In a worst-case scenario, NATO could be caught off guard and need to fight its way through to the eastern Baltic. The example of Malta during World War II shows that it can be done, but is extremely costly. An alternative would be to accept defeat and negotiate a withdrawal, but that would signal the end of NATO.
NATO’s situation in the region would be entirely different if Finland and Sweden joined the alliance, in which case the Baltic Sea would be NATO’s mare nostrum. Both countries have signed a host nation memorandum of understanding with NATO, allowing NATO forces to use Swedish and Finnish territory in times of crisis and conflict. The escalation of Russian activities slowly are pushing public opinions in both countries toward NATO, but accession probably will not happen in the foreseeable future.
Baltic geography makes the problem for NATO and possible solutions to it more challenging than during the Cold War era. A precondition for decisive ground action is control of the Baltic Sea and the air above it. NATO needs the ability to engage in a truly joint, multidomain battle, and an all-arms, all-services plan that stresses cooperation with local countries.
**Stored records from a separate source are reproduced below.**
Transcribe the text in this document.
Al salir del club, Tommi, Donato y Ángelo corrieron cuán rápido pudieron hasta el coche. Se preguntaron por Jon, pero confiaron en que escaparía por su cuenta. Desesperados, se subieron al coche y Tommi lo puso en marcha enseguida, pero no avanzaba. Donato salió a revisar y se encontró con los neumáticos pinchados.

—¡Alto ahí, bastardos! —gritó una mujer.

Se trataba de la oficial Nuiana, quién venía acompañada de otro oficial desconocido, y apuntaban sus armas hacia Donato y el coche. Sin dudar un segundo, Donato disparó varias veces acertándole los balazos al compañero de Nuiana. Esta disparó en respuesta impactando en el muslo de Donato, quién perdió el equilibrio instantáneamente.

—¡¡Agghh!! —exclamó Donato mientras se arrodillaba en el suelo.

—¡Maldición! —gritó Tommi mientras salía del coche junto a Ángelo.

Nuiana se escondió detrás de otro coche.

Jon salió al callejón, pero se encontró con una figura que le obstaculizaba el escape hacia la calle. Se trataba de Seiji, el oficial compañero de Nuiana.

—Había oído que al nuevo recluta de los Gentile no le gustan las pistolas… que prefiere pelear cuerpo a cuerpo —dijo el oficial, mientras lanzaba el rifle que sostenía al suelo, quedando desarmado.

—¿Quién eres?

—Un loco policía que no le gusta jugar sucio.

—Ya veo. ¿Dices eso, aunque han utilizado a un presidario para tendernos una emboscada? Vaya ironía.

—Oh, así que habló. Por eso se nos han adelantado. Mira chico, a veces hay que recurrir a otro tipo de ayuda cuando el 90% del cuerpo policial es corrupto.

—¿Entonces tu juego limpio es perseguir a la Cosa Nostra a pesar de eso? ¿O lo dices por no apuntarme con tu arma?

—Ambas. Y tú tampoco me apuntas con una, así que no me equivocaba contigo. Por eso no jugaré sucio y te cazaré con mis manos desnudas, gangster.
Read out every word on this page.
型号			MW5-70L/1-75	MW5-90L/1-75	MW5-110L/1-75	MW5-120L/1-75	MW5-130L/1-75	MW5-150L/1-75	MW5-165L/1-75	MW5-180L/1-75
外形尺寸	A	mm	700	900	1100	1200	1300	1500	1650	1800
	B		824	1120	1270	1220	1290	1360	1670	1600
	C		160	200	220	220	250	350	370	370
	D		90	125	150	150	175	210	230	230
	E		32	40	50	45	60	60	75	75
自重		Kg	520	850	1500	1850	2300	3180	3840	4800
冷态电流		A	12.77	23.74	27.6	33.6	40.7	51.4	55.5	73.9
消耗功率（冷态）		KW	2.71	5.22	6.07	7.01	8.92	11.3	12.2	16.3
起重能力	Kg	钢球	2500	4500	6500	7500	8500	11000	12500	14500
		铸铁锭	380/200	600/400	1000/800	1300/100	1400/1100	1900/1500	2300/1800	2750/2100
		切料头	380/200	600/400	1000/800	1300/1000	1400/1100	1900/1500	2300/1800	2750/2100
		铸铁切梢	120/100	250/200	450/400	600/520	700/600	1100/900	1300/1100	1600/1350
The challenge of organizing the Baltic countries and states in the face of a Russian surprise is matched only in complexity by the area’s geography.
1. Luis Simón, “Assessing NATO’s Eastern European ‘Flank,’” Parameters 44(3), autumn 2014, 70.
2. Kenneth Nyholm, Itämeren alueen turvallisuuden kehityus, Rannikon Puolustaja 1, 2013, 16.
3. Ibid., 18.
4. J. C. Danckwardt, “Skandinaviens marinstrategiska betydelse,” Tiskrift i Sjöväsenet Nr 11., 1969, 666.
5. “Öppet Nato-gräl när utredningen presenterades,” Svenska Dagbladet, 9 September 2016.
6. Ralph S. Clem, “Geopolitics and Planning for a High-End Fight,” Air and Space Power Journal, spring 2016, 80.
7. David A. Shlapak and Michael W. Johnson, “Reinforcing the Defense on NATO´s Eastern Flank,” RAND Corporation, 2016, 4.
8. Dmitry Gorenburg, “Russian Naval Air Defense in Trouble,” 28 July 2016,
9. Fabrice Pothier, “An Area-Access Strategy for NATO,” Survival, June–July 2017, 78.
10. Martin Murphy, Frank Hoffman, and Gary Schaub, “Hybrid Maritime Warfare and the Baltic Sea Region” (University of Copenhagen: Center for Military Studies), November 2016.
11. Julian Lindley-French, “Seapower in the Baltic Sea, Proceedings from the Kiel Conference 2015,” Institute for Security Policy, Kiel University.
12. Christopher Coker and C. Ann-Sofie Dahl, “NATO and Baltic Sea Security,” (University of Copenhagen: Center for Military Studies), 2016.
13. Pothier, “An Area-Access Strategy for NATO,” 74.